Écologie

Golfs sabotés : Rayonnement médiatique, limites stratégiques




Cet été plusieurs métropoles ont été le théâtre d’actions militantes écolo très médiatiques  : le bétonnage de trous de golf. Retour sur la pertinence d’une telle action.

En pleine sécheresse, le gouvernement annonçait cet été une restriction d’eau pour tous les équipements sportifs sauf… les golfs. Il n’en fallait pas plus pour provoquer les militants et militantes écologistes. À Toulouse c’est le collectif Kirikou, issu principalement d’Extinction Rébellion (XR) qui se charge de réagir. La nuit du 10 au 11 août, les activistes s’introduisent dans le club de Vieille-Toulouse et le golf Garonne des Sept Deniers avec truelle et pancartes pour en bétonner les trous.

La cible est peu défendable. Archétype du sport bourgeois, le golf est coûteux, met en avant l’élégance et la précision et utilise fréquemment des mécanismes de ségrégation de genre et de classe comme la cooptation. Son traitement de faveur dénote et illustre le sens des priorités des sphères dirigeantes : alors que dans les champs, l’irrigation est drastiquement réduite, le droit d’arroser copieusement les greens est accordé. L’action s’inscrit donc pleinement dans une perspective d’écologie sociale pour dénoncer la responsabilité des plus riches et de l’État dans la crise écologique.

Ces dernières années en France, XR fait partie des organisations qui attirent de nombreuses primo-militantes et militants. Souvent très jeunes, ils et elles constituent la base du mouvement. Ce qui ressort lors des accueils c’est l’envie d’agir concrètement et hors du répertoire militant plan-plan (tractages, manifestations, piquet de grève, etc.). Les groupes locaux répondent à cette demande par une hyperactivité de désobéissance civile qui manque de réflexion sur le long terme. L’attaque des golfs est donc particulièrement représentative de la méthode XR pour le meilleur et pour le pire. Une action cathartique mais sans résultats durables. L’enjeu de construire un mouvement social solide pour vaincre la société capitaliste est mis en concurrence avec le sentiment d’urgence à agir.

défrayer la chronique pour attiser le débat public

Comme la grande majorité des actions XR, le sabotage des trous de golf s’inscrit dans une stratégie un peu faible : s’attaquer à un symbole et défrayer la chronique pour attiser le débat public. C’est en soi un véritable succès : plusieurs journaux se sont emparés du sujet et l’action a fait une petite déflagration sur les réseaux sociaux. En revanche, les golfs ont remis en état leurs parcours en une journée et le gouvernement n’a pas daigné s’intéresser aux revendications. Ces actions éclairs s’effaceront rapidement de la mémoire de l’opinion publique et n’auront pas permis d’instituer un réel rapport de force, crucial pour espérer un changement.

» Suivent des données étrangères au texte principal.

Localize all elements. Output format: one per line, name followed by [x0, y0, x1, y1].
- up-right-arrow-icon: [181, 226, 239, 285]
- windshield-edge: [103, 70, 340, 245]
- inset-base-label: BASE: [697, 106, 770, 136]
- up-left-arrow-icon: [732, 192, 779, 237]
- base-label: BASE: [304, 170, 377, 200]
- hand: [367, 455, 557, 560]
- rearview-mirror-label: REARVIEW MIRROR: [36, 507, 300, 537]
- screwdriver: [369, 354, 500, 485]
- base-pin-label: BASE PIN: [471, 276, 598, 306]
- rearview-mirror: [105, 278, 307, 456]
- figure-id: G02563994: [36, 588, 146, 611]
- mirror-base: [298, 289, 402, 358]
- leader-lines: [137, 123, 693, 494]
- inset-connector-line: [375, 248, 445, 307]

Pourtant, dans une période où les organisations politiques peinent à mobiliser et à construire un mouvement social, XR brille par son dynamisme. Si ce genre d’action ne permet pas ou peu de changement structurel, cela a des répercussions très claires en termes de rayonnement de l’organisation. Une sympathisante ou sympathisant qui voit passer l’information sur les réseaux me semble plus susceptible de rejoindre le mouvement que suite à une simple distribution de tracts à la sortie de la fac.

La méthode XR s’inscrit dans un paysage politique divers. Elle présente des faiblesses stratégiques et en premier lieu son manque d’impacts durables et structurels. En revanche, elle offre une porte d’entrée au militantisme à beaucoup de jeunes. Si certains et certaines restent à XR, d’autres continuent d’explorer un monde politique moins accessible spontanément. Face à ces nouvelles formes de militantisme, nous devons rester à l’écoute, porter une critique constructive en termes de stratégie et nous inspirer de leur communication dynamique.